Amsterdam is one of my favourite European cities and every time I come here I always make sure I visit at least one of the markets on offer.
I love to browse around the bric a brac stores, usually picking up a bargain somewhere along the way, or spending a little more on some of the pretty costume jewellery often on offer. But by far my main reason for dropping by the Waterlooplein on a Saturday is to get some freshly made poffertjes or as I like to refer to them, simply divine fluffy little pancake pillows! Look out for the cast iron pans rather than visiting a food truck as sometimes these can be microwaved versions which aren’t nearly as nice. Traditionally poffertjes are served with a good dusting of icing sugar and a chunk of butter but I sometimes go for Nutella which is also delicious.
Back to Amsterdam’s Markets themselves… the cities market culture dates way back to the 18th century with the first stall set up in 1783 in the Jewish quarter. Today, you can choose from up to 12 daily outdoor markets, 15 which are are open one or two days of the week and several which are only open on particular days in a season. Most markets are open during normal shopping hours so you really can spend all day going between them. Just remember to keep a keen eye on your belongings as markets can be a prime opportunity for pick pockets.
Waterlooplein is Amsterdam’s largest flea market and of of my favourites to visit. In the maze of stalls and containers you will find all kinds of intriguing bric a brac, jewellery, new and second hand clothes, souvenirs, bike parts, spray paint and too much more to possibly name it all! Apart from the variety of stalls, what I also love about Waterlooplein is that, unlike most other markets in Amsterdam, you can still barter to get the best price.

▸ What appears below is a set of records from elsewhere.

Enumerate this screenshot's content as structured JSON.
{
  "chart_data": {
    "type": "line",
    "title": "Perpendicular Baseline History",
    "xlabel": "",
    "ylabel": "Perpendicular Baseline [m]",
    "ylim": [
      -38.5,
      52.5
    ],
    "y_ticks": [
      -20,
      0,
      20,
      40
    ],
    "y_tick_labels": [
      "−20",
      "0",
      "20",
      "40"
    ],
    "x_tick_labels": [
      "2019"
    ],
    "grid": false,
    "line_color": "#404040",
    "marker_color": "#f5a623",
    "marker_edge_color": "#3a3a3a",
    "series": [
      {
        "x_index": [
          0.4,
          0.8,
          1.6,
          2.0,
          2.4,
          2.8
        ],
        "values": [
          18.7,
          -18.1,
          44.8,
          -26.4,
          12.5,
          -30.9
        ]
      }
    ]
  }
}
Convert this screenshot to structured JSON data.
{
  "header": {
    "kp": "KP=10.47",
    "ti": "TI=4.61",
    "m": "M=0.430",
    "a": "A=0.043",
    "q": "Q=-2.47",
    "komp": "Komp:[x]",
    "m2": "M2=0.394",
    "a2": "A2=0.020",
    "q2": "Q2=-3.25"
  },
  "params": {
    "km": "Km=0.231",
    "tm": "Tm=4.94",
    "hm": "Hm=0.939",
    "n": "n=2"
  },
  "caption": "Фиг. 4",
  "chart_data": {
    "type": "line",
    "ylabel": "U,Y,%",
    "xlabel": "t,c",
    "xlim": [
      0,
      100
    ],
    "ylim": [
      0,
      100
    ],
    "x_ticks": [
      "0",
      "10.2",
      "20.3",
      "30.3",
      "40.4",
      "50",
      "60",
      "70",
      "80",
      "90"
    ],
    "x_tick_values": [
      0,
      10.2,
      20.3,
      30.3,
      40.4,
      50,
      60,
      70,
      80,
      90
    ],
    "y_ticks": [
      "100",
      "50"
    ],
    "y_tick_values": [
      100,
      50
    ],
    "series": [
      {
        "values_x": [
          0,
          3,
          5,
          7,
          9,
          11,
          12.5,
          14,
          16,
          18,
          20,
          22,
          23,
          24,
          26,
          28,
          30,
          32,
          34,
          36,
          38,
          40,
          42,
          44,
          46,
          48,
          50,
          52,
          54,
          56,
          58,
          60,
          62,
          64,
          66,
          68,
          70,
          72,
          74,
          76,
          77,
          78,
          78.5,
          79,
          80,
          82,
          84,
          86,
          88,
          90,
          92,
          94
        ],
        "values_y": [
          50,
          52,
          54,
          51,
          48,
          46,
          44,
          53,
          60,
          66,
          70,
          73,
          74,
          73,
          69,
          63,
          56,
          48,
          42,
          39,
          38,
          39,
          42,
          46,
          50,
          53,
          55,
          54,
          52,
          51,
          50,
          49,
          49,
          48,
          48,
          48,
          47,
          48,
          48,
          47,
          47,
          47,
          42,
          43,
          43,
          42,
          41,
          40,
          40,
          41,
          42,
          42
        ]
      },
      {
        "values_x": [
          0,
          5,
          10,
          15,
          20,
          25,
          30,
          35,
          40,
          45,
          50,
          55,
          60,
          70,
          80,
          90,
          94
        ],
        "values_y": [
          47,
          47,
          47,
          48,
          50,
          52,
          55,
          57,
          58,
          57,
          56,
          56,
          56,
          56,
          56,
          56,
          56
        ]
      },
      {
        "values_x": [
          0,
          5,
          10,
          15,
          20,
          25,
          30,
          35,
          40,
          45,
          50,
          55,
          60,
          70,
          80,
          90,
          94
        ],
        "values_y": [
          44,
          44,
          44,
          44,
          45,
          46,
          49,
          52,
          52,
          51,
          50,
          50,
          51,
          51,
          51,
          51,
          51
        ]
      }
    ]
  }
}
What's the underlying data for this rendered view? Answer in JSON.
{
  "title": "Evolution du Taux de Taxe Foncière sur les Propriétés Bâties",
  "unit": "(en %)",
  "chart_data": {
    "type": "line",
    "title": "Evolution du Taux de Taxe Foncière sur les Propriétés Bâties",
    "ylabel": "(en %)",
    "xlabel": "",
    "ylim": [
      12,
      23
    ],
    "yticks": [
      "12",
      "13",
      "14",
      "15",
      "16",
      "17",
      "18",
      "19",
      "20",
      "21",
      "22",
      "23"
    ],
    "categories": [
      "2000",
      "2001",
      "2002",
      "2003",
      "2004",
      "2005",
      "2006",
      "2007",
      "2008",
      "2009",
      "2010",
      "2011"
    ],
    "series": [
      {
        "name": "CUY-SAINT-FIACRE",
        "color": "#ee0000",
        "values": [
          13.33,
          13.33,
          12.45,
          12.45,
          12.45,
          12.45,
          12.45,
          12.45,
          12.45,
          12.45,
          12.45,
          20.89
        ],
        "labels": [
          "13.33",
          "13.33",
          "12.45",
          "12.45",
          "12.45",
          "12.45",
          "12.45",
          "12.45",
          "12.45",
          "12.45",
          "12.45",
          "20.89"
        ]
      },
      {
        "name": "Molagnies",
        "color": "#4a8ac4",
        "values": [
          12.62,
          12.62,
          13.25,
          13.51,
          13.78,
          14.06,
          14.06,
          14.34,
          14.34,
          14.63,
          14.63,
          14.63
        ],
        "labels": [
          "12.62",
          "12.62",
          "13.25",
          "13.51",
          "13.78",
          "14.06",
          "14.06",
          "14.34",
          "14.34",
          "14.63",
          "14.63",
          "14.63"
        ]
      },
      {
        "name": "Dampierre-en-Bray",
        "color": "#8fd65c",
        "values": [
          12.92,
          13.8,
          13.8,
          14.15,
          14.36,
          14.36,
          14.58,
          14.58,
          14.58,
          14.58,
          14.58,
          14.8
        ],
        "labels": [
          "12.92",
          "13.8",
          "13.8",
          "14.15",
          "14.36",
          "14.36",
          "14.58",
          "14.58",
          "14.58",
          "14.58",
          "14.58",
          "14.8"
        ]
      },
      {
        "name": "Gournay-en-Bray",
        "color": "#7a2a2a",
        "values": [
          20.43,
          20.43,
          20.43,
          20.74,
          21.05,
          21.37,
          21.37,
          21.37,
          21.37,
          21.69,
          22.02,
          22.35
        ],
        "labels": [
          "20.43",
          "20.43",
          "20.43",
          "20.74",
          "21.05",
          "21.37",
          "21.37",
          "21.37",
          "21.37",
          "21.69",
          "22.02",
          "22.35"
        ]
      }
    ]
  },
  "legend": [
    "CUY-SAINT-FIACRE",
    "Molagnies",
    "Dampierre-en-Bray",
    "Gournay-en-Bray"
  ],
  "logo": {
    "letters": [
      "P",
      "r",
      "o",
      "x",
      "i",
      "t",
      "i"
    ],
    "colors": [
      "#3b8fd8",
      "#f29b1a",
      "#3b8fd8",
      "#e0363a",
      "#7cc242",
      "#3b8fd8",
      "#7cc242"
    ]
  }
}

Open: Year-round, Mon-Fri 9am – 5.30pm; Sat: 8.30am – 5.30pm
You can get to the Waterlooplein via the number 14 tram.
Noordermarkt & Boerenmarkt
This popular market has a wide range of wares for sale from recycled army bags to fine antiques from around the world. Flea-market obsessives get here pretty early, especially on Mondays but I usually go on a Saturday and find there is still plenty of great stuff on offer.
As a food lover the main reason I visit the Noordermarkt is for the superb organic farmers market located next door called the Boerenmarkt. One of the largest farmers markets in Amsterdam, local and regional growers sell an array of fresh produce including seasonal fruit and vegetables, meats and cheeses, aromatic herb stalls and often a beautiful selection of wild fungi and mushrooms. You will also find specialist stores dedicated to organic olive oils, whole grains, spices and pestos as well as organic bakers offering natural breads, cookies and pastries. The huge variety of stalls and ingredients available create a vibrant, bustling, beautiful display of colour and smells all of which make the Boerenmarkt a joy to visit. If you’re in the Jordaan area on a Saturday it’s an absolute must!
Open: Year-round, Saturdays 9 a.m. – 5 p.m.
Albert Cuypmarkt is the largest and arguably the most popular outdoor market in the Netherlands, with around 260 stalls stretching down the length of the street.
You can easily spend hours shopping and browsing in this entertaining and eclectic market. With stands selling everything from fresh vegetables and meat, to shoes, bedding and books. There are also a plethora of stalls selling traditional Dutch foods like raw herring of if you fancy something sweeter, fresh stroopwafels.
The market is located in the heart of the De Pijp district, one of Amsterdam’s busiest areas, filled with quirky shops, cafés, coffee shops, restaurants, and cosy bars.
Prices can be very cheap, but product quality may reflects this, so give items a good look over before you purchase. There isn’t such a big range, but you can pick up flowers here for less than at the famous Bloemenmarkt.
Open: Year-round, Monday – Saturday 9 a.m. – 5 p.m.
Bloemenmarkt / Singel Flower Market
Amsterdam’s famous floating flower market is a favourite amongst tourists and although it can get very busy its worth a visit to see the dazzling array of blooms in every colour plus it’s the only one of its kind in the world so you’re unlikely to see anything similar.
Although the stalls are ‘floating’ on houseboats they are now semi-permanent fixtures. The Bloemenmarkt is located on the Singel canal on the central canal belt between Koningsplein and Muntplein.
Open: Year-round, Monday – Saturday 9 a.m. – 5:30 p.m., Sundays 11 a.m. – 5:30 p.m.
Spui Book Market
No matter the weather, this beautiful book market takes place of the lively Spui Square every Friday. This old-fashioned market has been going for over 20 years, attracting book lovers from the Netherlands and abroad.
If like me, you’re a bit of a bookworm, then you’ll love exploring the tables and tents packed full of all things to do with the written word. Many of the books are old, second hand and out of print and often rare editions. Although the majority of books are in Dutch, there are some English and international titles for sale as well. On top of books, you’ll find old prints, posters, pamphlets and maps.
Open: Year-round, Fridays 10 a.m. – 6 p.m.